En effet, si la réflexivité du réalisateur s’exprime de manière évidente dans ce film au travers de très courtes séquences durant lesquelles le réalisateur confie, par le truchement de sa voix off, ses doutes, ses inquiétudes, ses moments d’espoir ou de découragement, c’est en fait l’intégralité du scénario donnant à voir l’évolution du réalisateur dans son propre film qui traduit une réflexion éthique et politique sur sa place comme individu dans cette histoire, avec et sans sa grande Hache : l’histoire de cette arnaque et de cette quête, et plus largement l’Histoire (néo)coloniale qui continue de modeler les rapports entre l’Europe et l’Afrique.

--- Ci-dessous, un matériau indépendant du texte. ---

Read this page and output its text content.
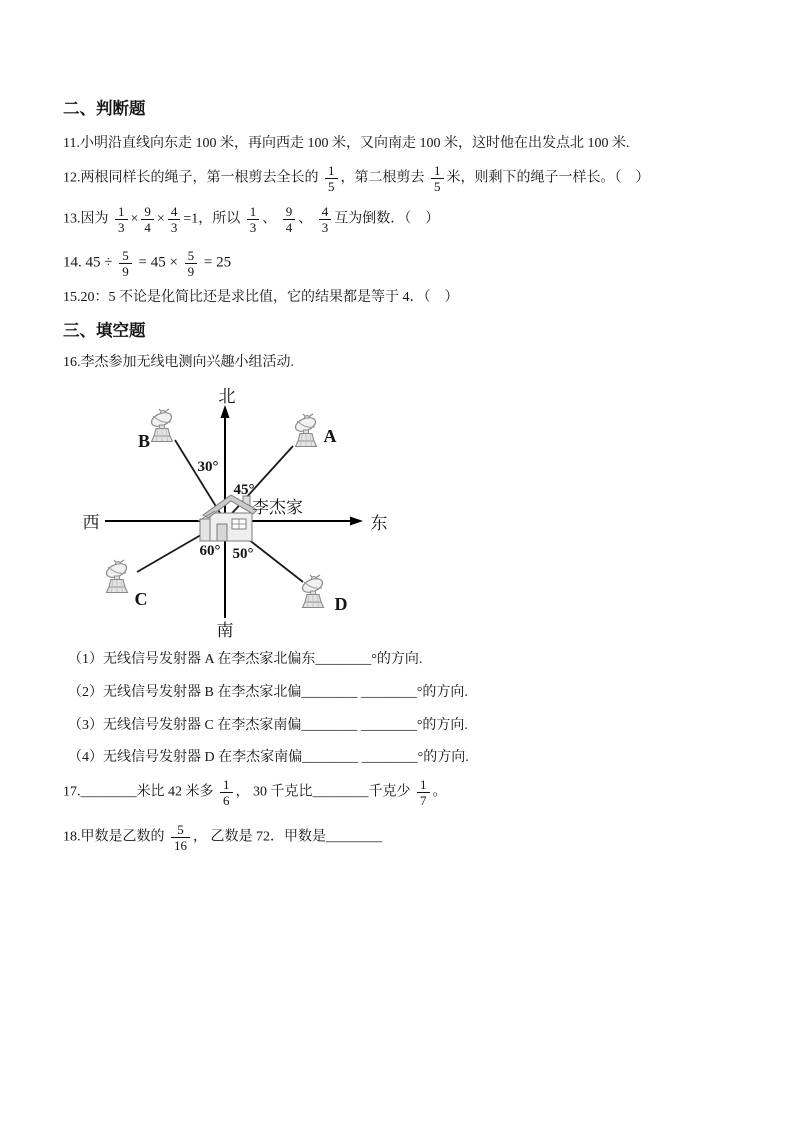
二、判断题
11.小明沿直线向东走 100 米，再向西走 100 米，又向南走 100 米，这时他在出发点北 100 米.
12.两根同样长的绳子，第一根剪去全长的 $\frac{1}{5}$ ，第二根剪去 $\frac{1}{5}$ 米，则剩下的绳子一样长。（　）
13.因为 $\frac{1}{3} \times \frac{9}{4} \times \frac{4}{3} =1$，所以 $\frac{1}{3}$ 、 $\frac{9}{4}$ 、 $\frac{4}{3}$ 互为倒数．（　）
14. $45 \div \frac{5}{9} = 45 \times \frac{5}{9} = 25$
15.20：5 不论是化简比还是求比值，它的结果都是等于 4．（　）
三、填空题
16.李杰参加无线电测向兴趣小组活动.
北
南
西	东
李杰家
30°
45°
60° 50°
B	A
C	D
（1）无线信号发射器 A 在李杰家北偏东________°的方向.
（2）无线信号发射器 B 在李杰家北偏________ ________°的方向.
（3）无线信号发射器 C 在李杰家南偏________ ________°的方向.
（4）无线信号发射器 D 在李杰家南偏________ ________°的方向.
17.________米比 42 米多 $\frac{1}{6}$ ， 30 千克比________千克少 $\frac{1}{7}$ 。
18.甲数是乙数的 $\frac{5}{16}$ ， 乙数是 72．甲数是________
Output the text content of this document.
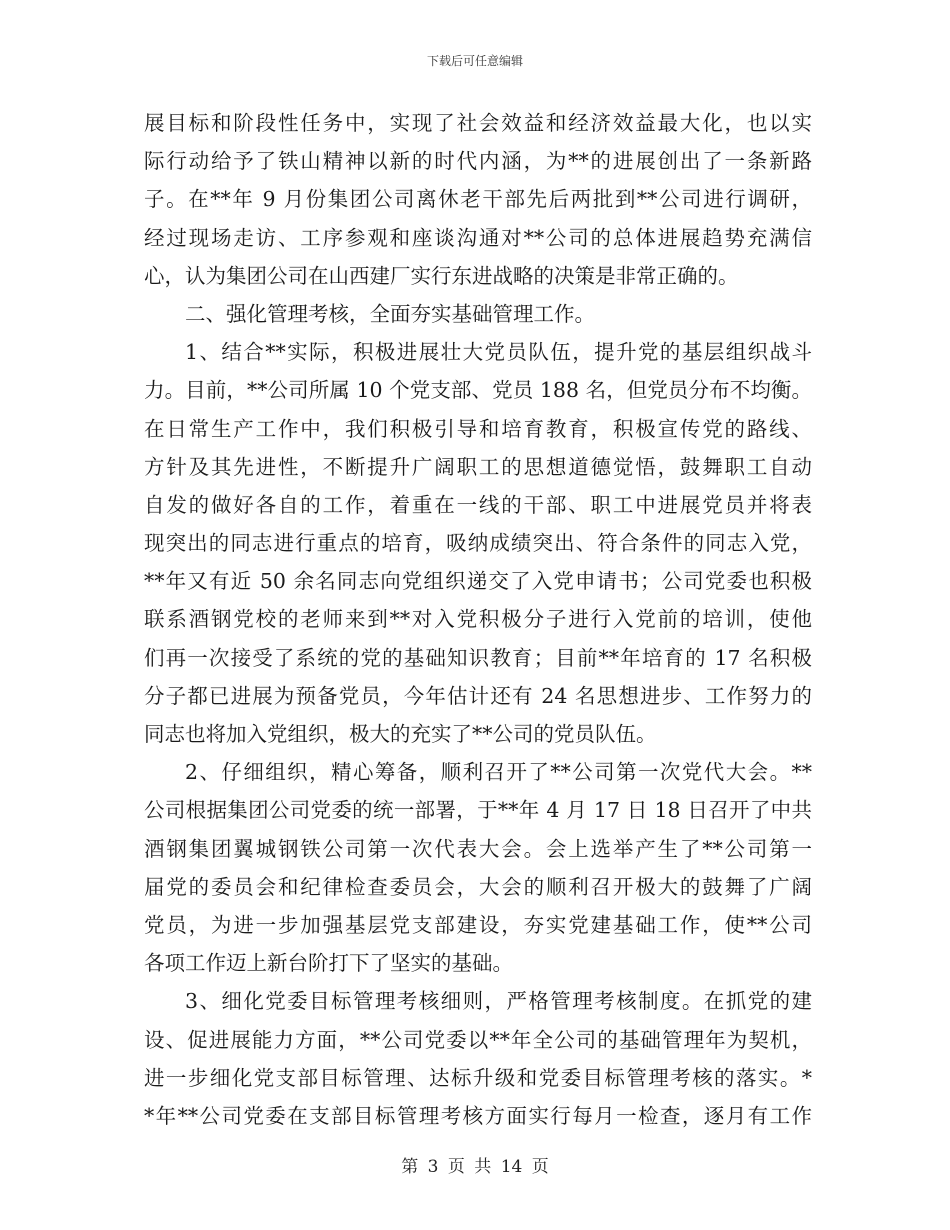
下载后可任意编辑
展目标和阶段性任务中，实现了社会效益和经济效益最大化，也以实
际行动给予了铁山精神以新的时代内涵，为**的进展创出了一条新路
子。在**年 9 月份集团公司离休老干部先后两批到**公司进行调研，
经过现场走访、工序参观和座谈沟通对**公司的总体进展趋势充满信
心，认为集团公司在山西建厂实行东进战略的决策是非常正确的。
二、强化管理考核，全面夯实基础管理工作。
1、结合**实际，积极进展壮大党员队伍，提升党的基层组织战斗
力。目前，**公司所属 10 个党支部、党员 188 名，但党员分布不均衡。
在日常生产工作中，我们积极引导和培育教育，积极宣传党的路线、
方针及其先进性，不断提升广阔职工的思想道德觉悟，鼓舞职工自动
自发的做好各自的工作，着重在一线的干部、职工中进展党员并将表
现突出的同志进行重点的培育，吸纳成绩突出、符合条件的同志入党，
**年又有近 50 余名同志向党组织递交了入党申请书；公司党委也积极
联系酒钢党校的老师来到**对入党积极分子进行入党前的培训，使他
们再一次接受了系统的党的基础知识教育；目前**年培育的 17 名积极
分子都已进展为预备党员，今年估计还有 24 名思想进步、工作努力的
同志也将加入党组织，极大的充实了**公司的党员队伍。
2、仔细组织，精心筹备，顺利召开了**公司第一次党代大会。**
公司根据集团公司党委的统一部署，于**年 4 月 17 日 18 日召开了中共
酒钢集团翼城钢铁公司第一次代表大会。会上选举产生了**公司第一
届党的委员会和纪律检查委员会，大会的顺利召开极大的鼓舞了广阔
党员，为进一步加强基层党支部建设，夯实党建基础工作，使**公司
各项工作迈上新台阶打下了坚实的基础。
3、细化党委目标管理考核细则，严格管理考核制度。在抓党的建
设、促进展能力方面，**公司党委以**年全公司的基础管理年为契机，
进一步细化党支部目标管理、达标升级和党委目标管理考核的落实。*
*年**公司党委在支部目标管理考核方面实行每月一检查，逐月有工作
第 3 页 共 14 页
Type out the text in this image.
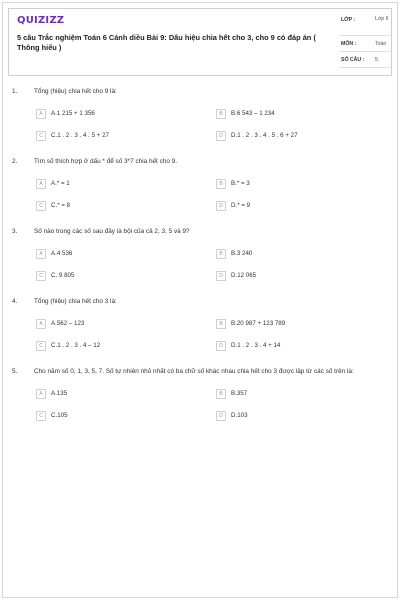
QUIZIZZ
5 câu Trắc nghiệm Toán 6 Cánh diều Bài 9: Dấu hiệu chia hết cho 3, cho 9 có đáp án ( Thông hiểu )
LỚP :	Lớp 6
MÔN :	Toán
SỐ CÂU : 5
1.	Tổng (hiệu) chia hết cho 9 là:
A	A.1 215 + 1 356	B	B.6 543 – 1 234
C	C.1 . 2 . 3 . 4 . 5 + 27	D	D.1 . 2 . 3 . 4 . 5 . 6 + 27
2.	Tìm số thích hợp ở dấu * để số 3*7 chia hết cho 9.
A	A.* = 1	B	B.* = 3
C	C.* = 8	D	D.* = 9
3.	Số nào trong các số sau đây là bội của cả 2, 3, 5 và 9?
A	A.4 536	B	B.3 240
C	C. 9 805	D	D.12 065
4.	Tổng (hiệu) chia hết cho 3 là:
A	A.562 – 123	B	B.20 987 + 123 789
C	C.1 . 2 . 3 . 4 – 12	D	D.1 . 2 . 3 . 4 + 14
5.	Cho năm số 0, 1, 3, 5, 7. Số tự nhiên nhỏ nhất có ba chữ số khác nhau chia hết cho 3 được lập từ các số trên là:
A	A.135	B	B.357
C	C.105	D	D.103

Outre l’abandon de son désir (légitime) de contrôler la situation et le changement subséquent de paradigme évoqué ci-haut, il n’est sans doute pas anodin que, pour la première fois de sa trajectoire de cinéaste, Armel Hostiou ait fait le choix d’apparaître à l’écran et pour ce faire, de confier une caméra à un autre preneur d’image, ici le réalisateur congolais, Élie Mbansing. Dans le générique de fin, le film est signé de Armel Hostiou, le vrai et le faux. Et c’est d’ailleurs le faux qui aura le mot de la fin puisque le film se termine sur le rap plein de panache et d’insolence de Cromix, scandé-dansé dans les rues de Matonge, accompagné par Peter Shotsha Olela, le manager de la résidence: « c’est petit-petit, gagné-gagné. Big dédicace Armel Hostiou, bon retour au pays ! (…) si je t’avais pas piraté, je sais pas si j’allais te voir ! ».

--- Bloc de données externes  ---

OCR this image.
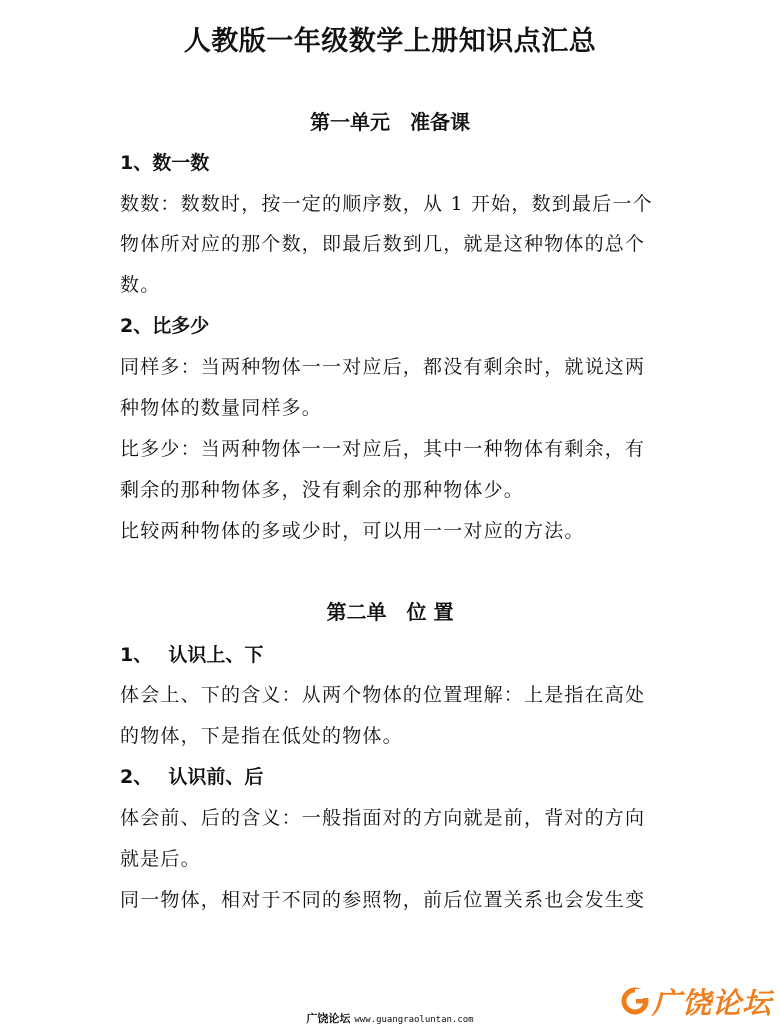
人教版一年级数学上册知识点汇总
第一单元　准备课
1、数一数
数数：数数时，按一定的顺序数，从 1 开始，数到最后一个
物体所对应的那个数，即最后数到几，就是这种物体的总个
数。
2、比多少
同样多：当两种物体一一对应后，都没有剩余时，就说这两
种物体的数量同样多。
比多少：当两种物体一一对应后，其中一种物体有剩余，有
剩余的那种物体多，没有剩余的那种物体少。
比较两种物体的多或少时，可以用一一对应的方法。
第二单　位 置
1、　 认识上、下
体会上、下的含义：从两个物体的位置理解：上是指在高处
的物体，下是指在低处的物体。
2、　 认识前、后
体会前、后的含义：一般指面对的方向就是前，背对的方向
就是后。
同一物体，相对于不同的参照物，前后位置关系也会发生变
广饶论坛 www.guangraoluntan.com
广饶论坛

« Le vrai du faux », en assumant pleinement l’inconfort provoqué par la conscience chez le réalisateur européen de l’asymétrie des rapports Nord-Sud et en le mettant en scène par surcroît, rejoint ainsi le travail de deux réalisateurs néerlandais qui en ont fait l’objet-même de leurs films, également tournés au Congo : Renzo Martens dans son polémique Enjoy Poverty en 2008 (dans une veine plus trash filant un humour noir parfois difficilement soutenable) et, plus récemment, en 2020, Joris Postema avec Stop filming us!, plus discursif, presque éruptif à certains égards dans sa manière frontale de poser le problème.
Prendre le large par rapport aux frontières entre réel et fiction, véracité et mensonge, les troubler même, c’est, pour Armel Hostiou, se risquer de l’autre côté du miroir et ainsi faire l’expérience de la rencontre – quel qu’en soit le cadre – et donc in fine, de la relation à l’autre.
Le Vrai du faux, un film réalisé par Armel Hostiou, en salle depuis le 7 juin 2023.